Merkez Bankası faiz kararı

  • GİRİŞ18.03.2021 11:19
  • GÜNCELLEME18.03.2021 11:26

Merkez Bankası Para Politikası Kurulu (PPK), 2020 yılı kasım ayında politika faizi olan bir hafta vadeli repo ihale faiz oranını yüzde 10,25’ten yüzde 15’e yükseltirken, aralık ayında da sıkılaştırmasını sürdürerek bu oranın yüzde 15’ten yüzde 17’ye yükseltilmesine karar vermişti.

Yani Merkez Bankası iki ayda toplamda 675 baz puan faiz artışına giderek politika faizini yüzde 10,25’ten yüzde 17 seviyesine çekmişti.

Merkez Bankası 2021 yılı ocak ve şubat aylarında ise politika faizinde bir değişikliğe gitmemişti.

FAİZ ARTIŞI OLMASI YA DA OLMAMASI

Merkez Bankası’nın bugün gerçekleştireceği toplantıda faiz artışına gideceği konusunda beklenti olduğu kadar faiz artışı yapılmaması konusunda da beklentilerin var olduğunu görüyoruz.

Son dönemlerde ABD’de enflasyon endişesiyle tahvil faizlerinin artışa geçmesi, Türkiye gibi gelişmekte olan ülke para birimlerinde başlayan değer kayıpları ve böylelikle kurlarda meydana gelen dalgalanmalar, petrol fiyatlarındaki artış ve Türkiye’de enflasyonun şubat ayında yüzde 15,61 seviyesine çıkması Merkez Bankası’nın faiz kararında artış yönünde baskı oluşturan unsurlar olarak göze çarpıyor.

Diğer yandan, mevcut durumda politika faiz oranının yüzde 17 seviyelerinde olması nedeniyle ekonomik aktivite üzerinde oluşturacağı olumsuz etkiler göz önüne alındığında Merkez Bankası’nın olası yeni faiz artışlarına bir alan kalmadığı da ifade edilebilir. Çünkü, Covid-19 salgını nedeniyle tüm dünyada var olan daralmalar, normalleşme ile beraber artan likidite ihtiyacı ve en önemlisi istihdamın artırılması ihtiyacı faizlerin artırılmaması konusunda da yüksek bir beklenti oluşturuyor.

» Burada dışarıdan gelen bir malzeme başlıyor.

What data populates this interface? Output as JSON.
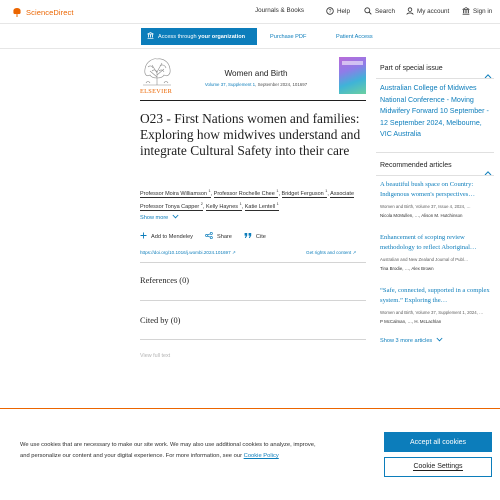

Merkez Bankası fiyat istikrarını önceleyerek enflasyonu kontrol altına alarak dolaylı olarak kurlardaki hareketliliği de azaltmak isteyecektir. Reel sektör ise yüksek faiz nedeniyle artan maliyetler neticesinde yatırım harcamalarının olumsuz etkilenmesi, rekabet gücünün zayıflaması ve ülkeye yüksek faiz elde etmek için gelen sıcak paranın neden olduğu olası dalgalanmaların oluşturacağı kırılganlıklar nedeniyle faiz artışının olmaması beklentisi içerisinde.

MERKEZ BANKASI BUGÜN NE YAPACAK?

Merkez Bankası’nı faiz artışına zorlayan faktörler olduğu gibi zaten yüksek olan politika faizinin ekonomiye yüklediği yüksek maliyetler nedeniyle faizlerin artmaması gerektiğini dile getirilen görüşler de mevcut.

Açıkçası, Merkez Bankası’nın politika faizlerini değiştirmediği ocak ve şubat aylarına kıyasla bugünkü toplantıda oldukça zorlanacağı düşünüyorum.

Merkez Bankası’nın nasıl bir karar vereceği konusunda farklı beklentiler olsa da faiz artışı yapacağı yönündeki beklentilerin daha yüksek olduğunu görüyoruz.

AA Finans beklenti anketine katılan ekonomistlerin büyük çoğunluğu Merkez Bankası PPK’nın politika faizini 100 baz puan artıracağını tahmin ediyor. Diğer yandan, uluslararası bankalar ve finans kuruluşlarının da son dönemlerde yüksek faiz artışı beklentisi içinde olduğunu söyleyelim. Hatta 100 baz puandan daha fazla faiz artışı bekleyen bankalar olduğunu da görüyoruz.

Faiz artış beklentisinin gerçekleşmesi mevcut yüksek faizlerin daha da artmasına neden olacak. Ayrıca, belki de daha önemlisi, tüm beklentilerin faiz artışıyla sonuçlanmasının ekonomide yüksek faiz sarmalının oluşmasına yol açacağını da unutmamak gerekiyor.

Öte yandan, yüksek faizlerin neden olduğu sıcak para girişinin ekonomide neden olduğu ve olacağı sorunları da ayrıca belirtmekte fayda var.

Bu nedenle, bugünkü PPK toplantısının Merkez Bankası için kolay bir toplantı olmayacağını ifade etmek gerekiyor.